Prokuratura Rejonowa w Nysie wniosła o uchylenie wyroku uniewinniającego Dominikę Wolak dziennikarkę tygodnika „Nowiny Nyskie” od zarzutu naruszenia miru domowego gabinetu weterynaryjnego w Nysie.
Latem ub. roku Wolak opisała w tygodniku „Nowiny Nyskie” (Nyskie Towarzystwo Społeczno – Kulturalne) sprawę bezdomnych kotów z Paczkowa, które były sterylizowane i kastrowane w prywatnym gabinecie weterynaryjnym w Nysie. Działkowcy z tej miejscowości skarżyli się bowiem, że koty po tych zabiegach chorują lub zdychają. Lekarka, która te zabiegi wykonywała podpisała na nie kontrakt z gminą czyli operowała zwierzęta za publiczne pieniądze.
Kiedy dziennikarka odwiedziła gabinet, lekarka powiadomiła policję. W efekcie prokuratura postawiła Wolak zarzut naruszenia miru domowego gabinetu, którego jej zdaniem mimo próśb reporterka nie chciała opuścić.
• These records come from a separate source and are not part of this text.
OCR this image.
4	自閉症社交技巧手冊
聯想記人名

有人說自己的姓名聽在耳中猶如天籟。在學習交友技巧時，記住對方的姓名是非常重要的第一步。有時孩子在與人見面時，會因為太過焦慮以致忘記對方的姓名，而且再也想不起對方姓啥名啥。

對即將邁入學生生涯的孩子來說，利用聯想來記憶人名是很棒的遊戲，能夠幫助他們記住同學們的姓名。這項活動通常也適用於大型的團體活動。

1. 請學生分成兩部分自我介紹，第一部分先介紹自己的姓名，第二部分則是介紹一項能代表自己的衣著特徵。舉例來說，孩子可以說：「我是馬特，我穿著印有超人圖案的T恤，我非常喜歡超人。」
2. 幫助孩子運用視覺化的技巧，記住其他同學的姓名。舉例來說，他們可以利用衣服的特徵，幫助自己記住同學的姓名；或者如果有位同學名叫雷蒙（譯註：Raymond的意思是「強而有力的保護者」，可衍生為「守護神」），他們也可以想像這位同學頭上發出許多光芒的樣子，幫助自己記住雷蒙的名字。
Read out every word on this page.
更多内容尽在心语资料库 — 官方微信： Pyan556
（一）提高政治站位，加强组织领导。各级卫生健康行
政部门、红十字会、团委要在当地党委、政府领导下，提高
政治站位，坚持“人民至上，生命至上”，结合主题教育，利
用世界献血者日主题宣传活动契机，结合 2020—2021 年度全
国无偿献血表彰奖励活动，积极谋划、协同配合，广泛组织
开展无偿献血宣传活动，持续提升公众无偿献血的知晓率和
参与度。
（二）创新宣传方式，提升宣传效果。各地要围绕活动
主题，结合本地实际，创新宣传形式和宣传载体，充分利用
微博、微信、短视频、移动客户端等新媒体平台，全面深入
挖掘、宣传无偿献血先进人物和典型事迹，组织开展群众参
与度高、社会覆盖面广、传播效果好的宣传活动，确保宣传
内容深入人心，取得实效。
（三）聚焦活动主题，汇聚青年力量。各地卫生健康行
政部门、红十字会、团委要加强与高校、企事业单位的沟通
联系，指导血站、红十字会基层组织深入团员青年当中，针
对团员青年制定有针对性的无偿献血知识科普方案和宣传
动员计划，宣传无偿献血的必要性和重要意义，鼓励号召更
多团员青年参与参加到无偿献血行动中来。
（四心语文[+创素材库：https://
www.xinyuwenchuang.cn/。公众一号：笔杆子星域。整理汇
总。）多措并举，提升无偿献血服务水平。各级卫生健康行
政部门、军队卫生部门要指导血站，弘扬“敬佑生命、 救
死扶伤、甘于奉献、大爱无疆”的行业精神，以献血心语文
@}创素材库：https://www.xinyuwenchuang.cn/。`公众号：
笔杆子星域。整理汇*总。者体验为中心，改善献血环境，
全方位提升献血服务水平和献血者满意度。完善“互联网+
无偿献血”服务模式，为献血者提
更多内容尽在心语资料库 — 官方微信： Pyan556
7 marca br. Sąd Rejonowy w Nysie uwolnił dziennikarkę od tego zarzutu. Jego zdaniem lekarka nie dość jasno wyraziła żądanie opuszczenia przez Wolak pomieszczeń przychodni. Sąd ustalił, że obie kobiety długo prowadziły dyskusję, a lekarka zadzwoniła w tym czasie do kilku osób m.in. do działaczki Towarzystwa Opieki nad Zwierzętami po czym przekazała dziennikarce telefon.
Tej opinii nie podziela Prokuratura Rejonowa w Nysie. Twierdzi ona, że lekarka i jej pracownica w sposób jasny zażądały, by Wolak wyszła z przychodni, a prowadzona z nią dyskusja była wyrazem ich bezradności.
W apelacji prokuratura zażądała uchylenia wyroku ponownego rozpatrzenia sprawny przez Sąd Rejonowy w Nysie.
Dziennikarka złożyła doniesienie na policję o utrudnianie pracy dziennikarza (art.43 i 44 prawa prasowego) przez właścicielką gabinetu weterynaryjnego. Prokuratura Rejonowa w Nysie sprawę umorzyła z uwagi na brak znamion przestępstwa.